J'ai donc demandé à toute l'équipe de s'arrêter quelques minutes.

Je préfère perdre cinq minutes à réfléchir que plusieurs heures à réparer une erreur.

Nous avons observé l'escalier une nouvelle fois.

Je cherchais simplement une autre solution.

Les cordes : une technique que les anciens m'ont apprise

Lorsque j'ai commencé le métier en 1983, les anciens déménageurs m'ont appris qu'il fallait toujours connaître plusieurs méthodes pour résoudre un même problème.

Les cordes faisaient partie de leur matériel quotidien.

Aujourd'hui encore, j'en transporte toujours dans mes camions.

Elles ne servent pas uniquement à maintenir les couvertures autour des meubles.

Elles permettent également de sécuriser certaines manutentions particulières.

En regardant le sommier, je savais déjà ce que nous allions faire.

Nous allions utiliser les cordes afin de maîtriser complètement sa descente.

Pas question de laisser le meuble glisser.

Pas question de prendre le moindre risque.

Chaque mouvement devait rester parfaitement contrôlé.

Toute l'équipe travaille ensemble

J'ai expliqué la manœuvre à mes collègues.

Deux déménageurs guidaient le sommier.

Deux autres contrôlaient les cordes.

Je restais en permanence à proximité afin de surveiller l'ensemble de l'opération.

Nous avancions doucement.

Quelques centimètres après quelques centimètres.

Dans ce genre de situation, la vitesse ne sert absolument à rien.

Seule la précision compte.

Après plusieurs minutes, le sommier avait enfin franchi l'endroit qui nous bloquait.

Le passage était libéré.

Nous pouvions reprendre le déménagement normalement.

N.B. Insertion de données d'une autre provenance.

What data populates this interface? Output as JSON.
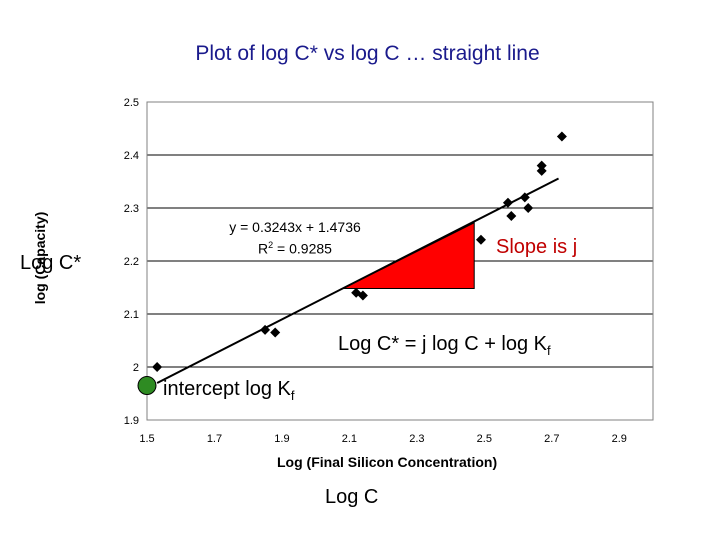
{
  "page_title": "Plot of log C* vs log C … straight line",
  "outer_ylabel": "Log C*",
  "outer_xlabel": "Log C",
  "annotations": {
    "slope": "Slope is j",
    "equation_prefix": "Log C* = j log C + log K",
    "equation_sub": "f",
    "intercept_prefix": "intercept log K",
    "intercept_sub": "f"
  },
  "trendline_equation": "y = 0.3243x + 1.4736",
  "r_squared_prefix": "R",
  "r_squared_sup": "2",
  "r_squared_value": " = 0.9285",
  "colors": {
    "title": "#1a1a8c",
    "triangle": "#ff0000",
    "intercept_marker": "#2e8b22",
    "slope_text": "#c00000",
    "points": "#000000"
  },
  "chart_data": {
    "type": "scatter",
    "xlabel": "Log (Final Silicon Concentration)",
    "ylabel": "log (Capacity)",
    "xlim": [
      1.5,
      3.0
    ],
    "ylim": [
      1.9,
      2.5
    ],
    "xticks": [
      "1.5",
      "1.7",
      "1.9",
      "2.1",
      "2.3",
      "2.5",
      "2.7",
      "2.9"
    ],
    "yticks": [
      "1.9",
      "2",
      "2.1",
      "2.2",
      "2.3",
      "2.4",
      "2.5"
    ],
    "grid": "horizontal",
    "points": [
      {
        "x": 1.53,
        "y": 2.0
      },
      {
        "x": 1.85,
        "y": 2.07
      },
      {
        "x": 1.88,
        "y": 2.065
      },
      {
        "x": 2.12,
        "y": 2.14
      },
      {
        "x": 2.14,
        "y": 2.135
      },
      {
        "x": 2.49,
        "y": 2.24
      },
      {
        "x": 2.57,
        "y": 2.31
      },
      {
        "x": 2.58,
        "y": 2.285
      },
      {
        "x": 2.62,
        "y": 2.32
      },
      {
        "x": 2.63,
        "y": 2.3
      },
      {
        "x": 2.67,
        "y": 2.38
      },
      {
        "x": 2.67,
        "y": 2.37
      },
      {
        "x": 2.73,
        "y": 2.435
      }
    ],
    "trendline": {
      "slope": 0.3243,
      "intercept": 1.4736,
      "x_range": [
        1.53,
        2.72
      ]
    },
    "slope_triangle": [
      {
        "x": 2.08,
        "y": 2.148
      },
      {
        "x": 2.47,
        "y": 2.148
      },
      {
        "x": 2.47,
        "y": 2.272
      }
    ],
    "intercept_marker": {
      "x": 1.5,
      "y": 1.965
    }
  }
}
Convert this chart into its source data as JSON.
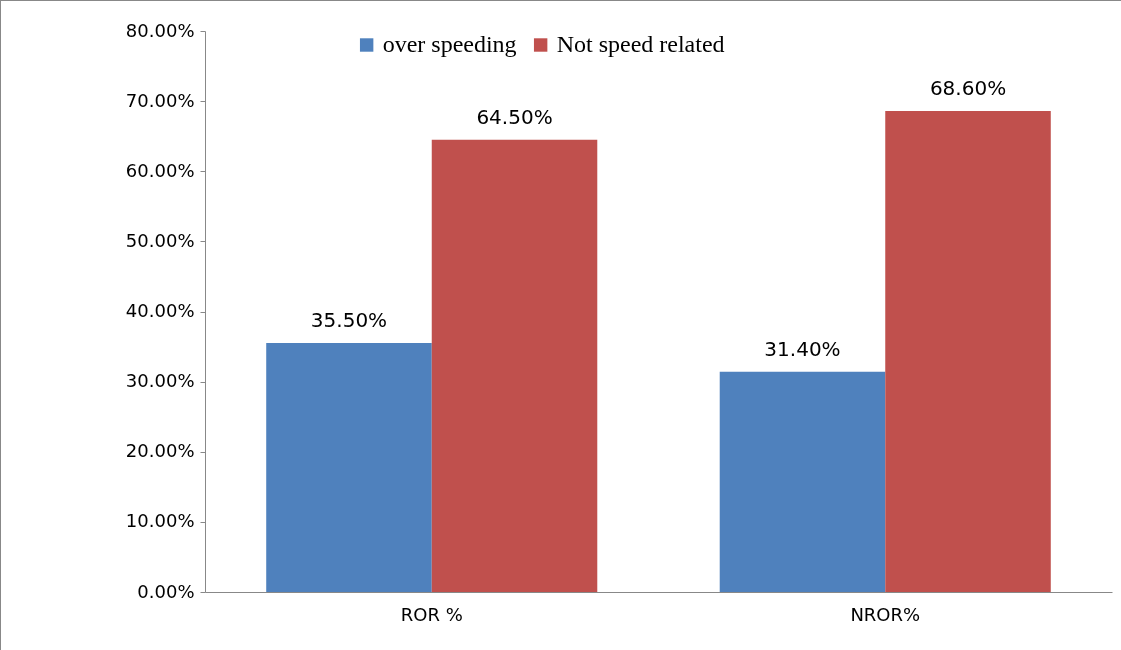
{
  "chart_data": {
    "type": "bar",
    "categories": [
      "ROR %",
      "NROR%"
    ],
    "series": [
      {
        "name": "over speeding",
        "color": "#4f81bd",
        "values": [
          35.5,
          31.4
        ],
        "value_labels": [
          "35.50%",
          "31.40%"
        ]
      },
      {
        "name": "Not speed related",
        "color": "#c0504d",
        "values": [
          64.5,
          68.6
        ],
        "value_labels": [
          "64.50%",
          "68.60%"
        ]
      }
    ],
    "ylim": [
      0,
      80
    ],
    "yticks": [
      {
        "value": 0,
        "label": "0.00%"
      },
      {
        "value": 10,
        "label": "10.00%"
      },
      {
        "value": 20,
        "label": "20.00%"
      },
      {
        "value": 30,
        "label": "30.00%"
      },
      {
        "value": 40,
        "label": "40.00%"
      },
      {
        "value": 50,
        "label": "50.00%"
      },
      {
        "value": 60,
        "label": "60.00%"
      },
      {
        "value": 70,
        "label": "70.00%"
      },
      {
        "value": 80,
        "label": "80.00%"
      }
    ],
    "grid": false,
    "legend": "top"
  }
}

Le client nous regardait avec un mélange de surprise et de soulagement.

Pour lui, ce sommier semblait impossible à descendre.

Pour moi, il s'agissait simplement d'un problème auquel il fallait apporter la bonne solution.

Le Kangoo reprend ses rotations

Pendant que cette opération se terminait, notre Kangoo continuait ses allers-retours entre le boulevard Saint-Germain et la rue de l'Hirondelle.

Cette organisation demandait beaucoup de coordination.

À chaque rotation, il fallait charger rapidement le petit utilitaire.

Le conduire jusqu'à l'immeuble.

Le décharger.

Puis repartir chercher le chargement suivant.

Le grand camion, lui, restait à sa place.

Il servait de véritable base logistique pendant toute la journée.

Cette méthode représentait davantage de manutention.

Mais elle nous évitait de bloquer complètement une rue où deux voitures avaient déjà du mal à se croiser.

Avec le recul, je reste persuadé que c'était la seule solution raisonnable.

À la fin de la journée, le client avait retrouvé l'ensemble de son mobilier.

Le sommier était arrivé sans la moindre rayure.

Le vieux quartier de la rue de l'Hirondelle avait conservé son calme.

Et je me suis une nouvelle fois dit qu'un devis visuel permet parfois de résoudre un problème plusieurs jours avant qu'il n'apparaisse réellement.